For Nonprofits, Time to End Business-as-Usual
Working in mid-town Manhattan, it’s easy to believe the pundits and politicians who talk about the “financial crisis” in the past tense. Restaurants are full and sidewalks are packed with tourists. It is clear that some have managed to put the economic woes caused by the recent recession behind them.
But the nonprofits we work with face an existential crisis that is just beginning to reveal its true ugliness. This is becoming particularly clear for the “frontline agencies,” such as homeless service providers, health clinics, and domestic violence shelters that provide essential services to the most vulnerable communities. These agencies are almost all caught between an increased demand for their services and lower revenues to pay for those same services. Government reimbursements, which, according to The Urban Institute, typically provide 65% or more of their funding, are drying up in the face of widespread local, state, and federal budget cuts.
Unfortunately, this is not a short-term crisis resulting from cyclical cuts. Even if the economy recovers, structural demands on public coffers driven by inexorable demographic trends and the inevitable diversion of public resources to pay off deficits will reduce governments’ capacity to fund essential social services for the next few decades at least.
Once we accept this fact, the typical responses—blaming the government for its stinginess or blaming service providers for their inefficiency—will be revealed as increasingly inadequate explanations.
Instead of these default responses, we need to consider a fundamental question: “How will we secure a just and vibrant society now that our old models of sustaining essential organizations are disintegrating?”
Take, for example, domestic violence service organizations in California, such as the members of the California Partnership to End Domestic Violence. Their reliance on state reimbursements has allowed most of them to build up their shelter facilities to house survivors of domestic violence. After all, in California, as in many states, housing has been one of the services that state reimbursements have consistently covered from the beginning. But, with budget cuts, the shelter business, already operating on a razor thin margin, has become a money-loser, and reimbursement rates still fail to cover the other services that the shelters used to cross-subsidize. Even the most efficient shelter cannot cut its way to sustainability.
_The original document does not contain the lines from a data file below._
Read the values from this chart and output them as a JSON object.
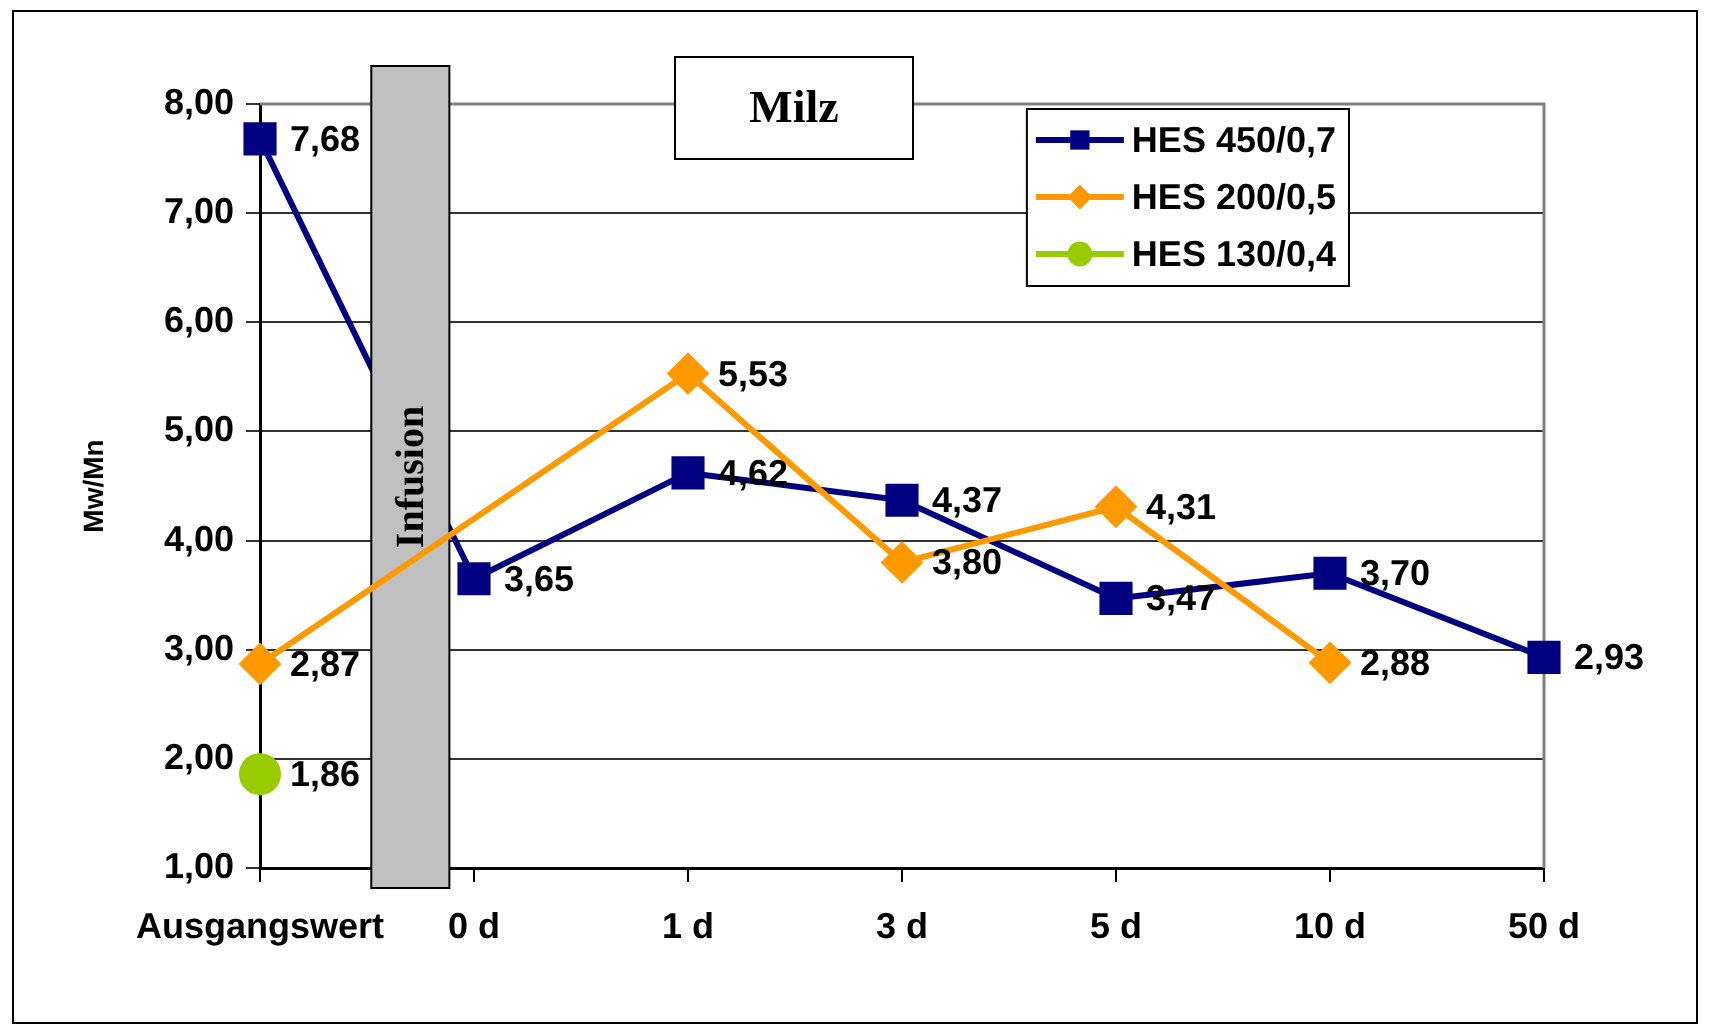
{
  "chart_data": {
    "type": "line",
    "title": "Milz",
    "ylabel": "Mw/Mn",
    "categories": [
      "Ausgangswert",
      "0 d",
      "1 d",
      "3 d",
      "5 d",
      "10 d",
      "50 d"
    ],
    "series": [
      {
        "name": "HES 450/0,7",
        "color": "#000080",
        "marker": "square",
        "values": [
          7.68,
          3.65,
          4.62,
          4.37,
          3.47,
          3.7,
          2.93
        ],
        "value_labels": [
          "7,68",
          "3,65",
          "4,62",
          "4,37",
          "3,47",
          "3,70",
          "2,93"
        ]
      },
      {
        "name": "HES 200/0,5",
        "color": "#ff9900",
        "marker": "diamond",
        "values": [
          2.87,
          null,
          5.53,
          3.8,
          4.31,
          2.88,
          null
        ],
        "value_labels": [
          "2,87",
          null,
          "5,53",
          "3,80",
          "4,31",
          "2,88",
          null
        ]
      },
      {
        "name": "HES 130/0,4",
        "color": "#99cc00",
        "marker": "circle",
        "values": [
          1.86,
          null,
          null,
          null,
          null,
          null,
          null
        ],
        "value_labels": [
          "1,86",
          null,
          null,
          null,
          null,
          null,
          null
        ]
      }
    ],
    "ylim": [
      1,
      8
    ],
    "yticks": [
      {
        "value": 1,
        "label": "1,00"
      },
      {
        "value": 2,
        "label": "2,00"
      },
      {
        "value": 3,
        "label": "3,00"
      },
      {
        "value": 4,
        "label": "4,00"
      },
      {
        "value": 5,
        "label": "5,00"
      },
      {
        "value": 6,
        "label": "6,00"
      },
      {
        "value": 7,
        "label": "7,00"
      },
      {
        "value": 8,
        "label": "8,00"
      }
    ],
    "grid": "y",
    "legend": "top right",
    "bands": [
      {
        "axis": "x",
        "from": "Ausgangswert",
        "to": "0 d",
        "label": "Infusion",
        "color": "#c0c0c0"
      }
    ]
  }
}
So, what are we going to do if we are not willing to accept that families fleeing domestic violence will not have a safe place to stay? We have to broaden the question. This means we need to stop asking, “How do we provide shelter space for everyone who needs it?” Instead, we need to start asking, “How can we ensure that all families have a safe place to stay?”
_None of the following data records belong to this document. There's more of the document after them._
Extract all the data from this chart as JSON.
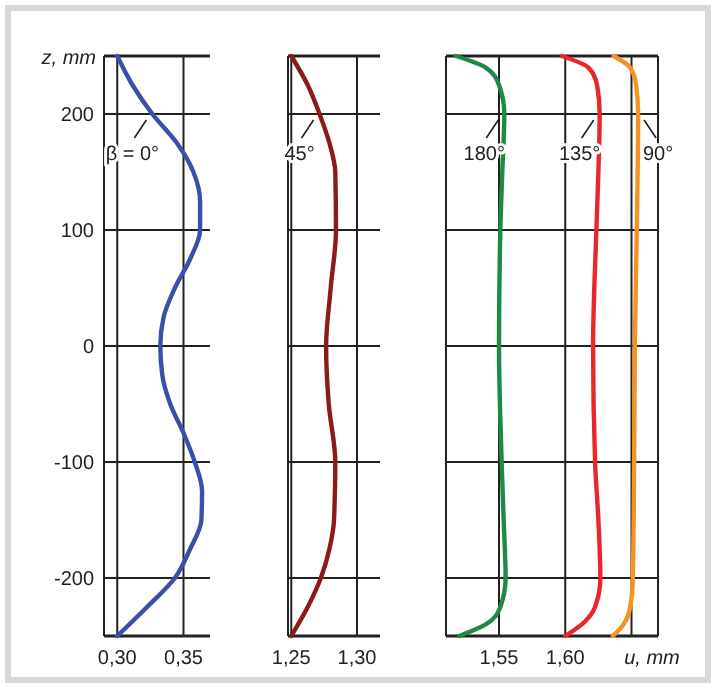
{
  "chart_data": [
    {
      "type": "line",
      "ylabel": "z, mm",
      "xlim": [
        0.29,
        0.37
      ],
      "xticks": [
        {
          "value": 0.3,
          "label": "0,30"
        },
        {
          "value": 0.35,
          "label": "0,35"
        }
      ],
      "ylim": [
        -250,
        250
      ],
      "yticks": [
        -200,
        -100,
        0,
        100,
        200
      ],
      "grid": true,
      "series": [
        {
          "name": "β = 0°",
          "color": "#3a4fa8",
          "x": [
            0.3,
            0.3115,
            0.3265,
            0.345,
            0.3575,
            0.3625,
            0.3625,
            0.355,
            0.3435,
            0.335,
            0.3325,
            0.334,
            0.34,
            0.35,
            0.3585,
            0.364,
            0.3635,
            0.355,
            0.3435,
            0.3225,
            0.3
          ],
          "values": [
            250,
            225,
            200,
            175,
            150,
            125,
            100,
            75,
            50,
            25,
            0,
            -25,
            -50,
            -75,
            -100,
            -125,
            -150,
            -175,
            -200,
            -225,
            -250
          ]
        }
      ]
    },
    {
      "type": "line",
      "xlim": [
        1.2475,
        1.3175
      ],
      "xticks": [
        {
          "value": 1.25,
          "label": "1,25"
        },
        {
          "value": 1.3,
          "label": "1,30"
        }
      ],
      "ylim": [
        -250,
        250
      ],
      "yticks": [
        -200,
        -100,
        0,
        100,
        200
      ],
      "tick_labels": "x",
      "grid": true,
      "series": [
        {
          "name": "45°",
          "color": "#8b1a1a",
          "x": [
            1.25,
            1.2625,
            1.2715,
            1.279,
            1.2835,
            1.284,
            1.28,
            1.2765,
            1.2785,
            1.2835,
            1.2825,
            1.279,
            1.2725,
            1.2625,
            1.25
          ],
          "values": [
            250,
            225,
            200,
            175,
            150,
            100,
            50,
            0,
            -50,
            -100,
            -150,
            -175,
            -200,
            -225,
            -250
          ]
        }
      ]
    },
    {
      "type": "line",
      "xlabel": "u, mm",
      "xlim": [
        1.51,
        1.67
      ],
      "xticks": [
        {
          "value": 1.55,
          "label": "1,55"
        },
        {
          "value": 1.6,
          "label": "1,60"
        },
        {
          "value": 1.65,
          "label": null
        }
      ],
      "ylim": [
        -250,
        250
      ],
      "yticks": [
        -200,
        -100,
        0,
        100,
        200
      ],
      "tick_labels": "x",
      "grid": true,
      "series": [
        {
          "name": "180°",
          "color": "#1e8a45",
          "x": [
            1.5175,
            1.54,
            1.55,
            1.554,
            1.5525,
            1.551,
            1.55,
            1.552,
            1.5535,
            1.555,
            1.551,
            1.54,
            1.52
          ],
          "values": [
            250,
            240,
            225,
            200,
            150,
            100,
            0,
            -100,
            -150,
            -200,
            -225,
            -240,
            -250
          ]
        },
        {
          "name": "135°",
          "color": "#e8262b",
          "x": [
            1.5975,
            1.6175,
            1.624,
            1.626,
            1.625,
            1.6235,
            1.621,
            1.6225,
            1.625,
            1.6265,
            1.6225,
            1.6125,
            1.6
          ],
          "values": [
            250,
            240,
            225,
            200,
            150,
            100,
            0,
            -100,
            -150,
            -200,
            -225,
            -240,
            -250
          ]
        },
        {
          "name": "90°",
          "color": "#f39422",
          "x": [
            1.6365,
            1.649,
            1.6535,
            1.655,
            1.654,
            1.6525,
            1.652,
            1.651,
            1.649,
            1.644,
            1.636
          ],
          "values": [
            250,
            240,
            225,
            200,
            100,
            0,
            -100,
            -200,
            -225,
            -240,
            -250
          ]
        }
      ]
    }
  ]
}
In the case of domestic violence, a promising program in the state of Washington is focusing on getting families into non-shelter housing by allowing domestic violence service agencies to expand their continuum of care. The Domestic Violence Housing First approach, modeled after work in the homeless services sector, has led to creative partnerships with affordable housing developers, among others. Other domestic violence agencies are shifting focus from housing families fleeing violence to counseling high-risk families to prevent the violence occurring in the first place.
Across the country, similar re-framing is opening up exciting possibilities. In Boston, leaders in homelessness service agencies have similarly transformed their work by changing their organizing question from “How do we provide shelter beds for everyone who needs one?” to “How do we end homelessness?” Re-framing the question led the head of one major homeless services agency to discover that providing shelter alternatives for the 20% of clients who were using 80% of the shelter beds enabled them to serve more clients while actually closing down shelters and reducing costs.
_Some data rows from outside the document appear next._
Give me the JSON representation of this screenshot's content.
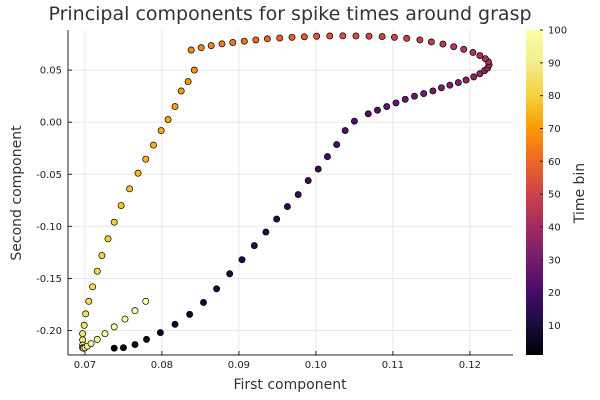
{
  "chart_data": {
    "type": "scatter",
    "title": "Principal components for spike times around grasp",
    "xlabel": "First component",
    "ylabel": "Second component",
    "colorbar_label": "Time bin",
    "xlim": [
      0.0678,
      0.1256
    ],
    "ylim": [
      -0.2235,
      0.0885
    ],
    "xticks": [
      0.07,
      0.08,
      0.09,
      0.1,
      0.11,
      0.12
    ],
    "xtick_labels": [
      "0.07",
      "0.08",
      "0.09",
      "0.10",
      "0.11",
      "0.12"
    ],
    "yticks": [
      0.05,
      0.0,
      -0.05,
      -0.1,
      -0.15,
      -0.2
    ],
    "ytick_labels": [
      "0.05",
      "0.00",
      "-0.05",
      "-0.10",
      "-0.15",
      "-0.20"
    ],
    "colorbar_range": [
      1,
      100
    ],
    "colorbar_ticks": [
      10,
      20,
      30,
      40,
      50,
      60,
      70,
      80,
      90,
      100
    ],
    "colorbar_tick_labels": [
      "10",
      "20",
      "30",
      "40",
      "50",
      "60",
      "70",
      "80",
      "90",
      "100"
    ],
    "colormap": "inferno",
    "grid": true,
    "legend": "none",
    "series": [
      {
        "time_bin": [
          1,
          2,
          3,
          4,
          5,
          6,
          7,
          8,
          9,
          10,
          11,
          12,
          13,
          14,
          15,
          16,
          17,
          18,
          19,
          20,
          21,
          22,
          23,
          24,
          25,
          26,
          27,
          28,
          29,
          30,
          31,
          32,
          33,
          34,
          35,
          36,
          37,
          38,
          39,
          40,
          41,
          42,
          43,
          44,
          45,
          46,
          47,
          48,
          49,
          50,
          51,
          52,
          53,
          54,
          55,
          56,
          57,
          58,
          59,
          60,
          61,
          62,
          63,
          64,
          65,
          66,
          67,
          68,
          69,
          70,
          71,
          72,
          73,
          74,
          75,
          76,
          77,
          78,
          79,
          80,
          81,
          82,
          83,
          84,
          85,
          86,
          87,
          88,
          89,
          90,
          91,
          92,
          93,
          94,
          95,
          96,
          97,
          98,
          99,
          100
        ],
        "x": [
          0.0738,
          0.075,
          0.0765,
          0.078,
          0.0798,
          0.0817,
          0.0836,
          0.0854,
          0.0871,
          0.0888,
          0.0904,
          0.092,
          0.0935,
          0.0949,
          0.0963,
          0.0977,
          0.099,
          0.1003,
          0.1015,
          0.1027,
          0.1038,
          0.105,
          0.1068,
          0.108,
          0.1092,
          0.1104,
          0.1116,
          0.1128,
          0.114,
          0.1152,
          0.1163,
          0.1174,
          0.1185,
          0.1195,
          0.1205,
          0.1213,
          0.1219,
          0.1223,
          0.1225,
          0.1224,
          0.122,
          0.1213,
          0.1204,
          0.1192,
          0.1179,
          0.1165,
          0.115,
          0.1135,
          0.1118,
          0.1102,
          0.1086,
          0.1069,
          0.1052,
          0.1035,
          0.1018,
          0.1001,
          0.0985,
          0.0969,
          0.0953,
          0.0937,
          0.0922,
          0.0907,
          0.0892,
          0.0878,
          0.0864,
          0.0851,
          0.0838,
          0.0842,
          0.0834,
          0.0825,
          0.0817,
          0.0808,
          0.0799,
          0.0789,
          0.0779,
          0.0769,
          0.0758,
          0.0747,
          0.0738,
          0.073,
          0.0722,
          0.0716,
          0.071,
          0.0705,
          0.0701,
          0.0699,
          0.0697,
          0.0697,
          0.0697,
          0.0697,
          0.0698,
          0.07,
          0.0703,
          0.0708,
          0.0716,
          0.0726,
          0.0738,
          0.0752,
          0.0765,
          0.0779
        ],
        "y": [
          -0.217,
          -0.2165,
          -0.2135,
          -0.2085,
          -0.202,
          -0.194,
          -0.1845,
          -0.173,
          -0.16,
          -0.1455,
          -0.132,
          -0.1185,
          -0.1055,
          -0.093,
          -0.081,
          -0.0695,
          -0.056,
          -0.045,
          -0.033,
          -0.0215,
          -0.008,
          0.001,
          0.008,
          0.0115,
          0.015,
          0.0185,
          0.022,
          0.025,
          0.0275,
          0.03,
          0.033,
          0.0355,
          0.038,
          0.0405,
          0.0435,
          0.0465,
          0.0495,
          0.052,
          0.055,
          0.058,
          0.061,
          0.064,
          0.067,
          0.07,
          0.0725,
          0.075,
          0.077,
          0.079,
          0.0805,
          0.0815,
          0.0822,
          0.0826,
          0.0828,
          0.0829,
          0.0828,
          0.0825,
          0.082,
          0.0815,
          0.0808,
          0.08,
          0.079,
          0.0778,
          0.0765,
          0.0752,
          0.0735,
          0.0715,
          0.0693,
          0.05,
          0.039,
          0.03,
          0.015,
          0.0025,
          -0.008,
          -0.022,
          -0.0355,
          -0.049,
          -0.064,
          -0.08,
          -0.096,
          -0.112,
          -0.128,
          -0.143,
          -0.158,
          -0.172,
          -0.184,
          -0.195,
          -0.203,
          -0.209,
          -0.214,
          -0.2165,
          -0.217,
          -0.2165,
          -0.215,
          -0.2125,
          -0.2085,
          -0.203,
          -0.1965,
          -0.189,
          -0.181,
          -0.172
        ]
      }
    ]
  }
}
But we cannot expect nonprofit organizations to embrace and implement breakthrough innovation on their own. Funders must provide “change capital” grants that give organizations the resources they need to innovate. And governments at all levels have an essential role to play even as their resources dwindle. By providing targeted loan guarantees and other incentives, they can mobilize private investment alongside public resources.
The economy may be in recovery, but it does not mean nonprofits can head back to business-as-usual. The sooner we confront our new economic reality and support visionary thinking and organizations, the sooner we can begin to rebuild a sustainable safety net.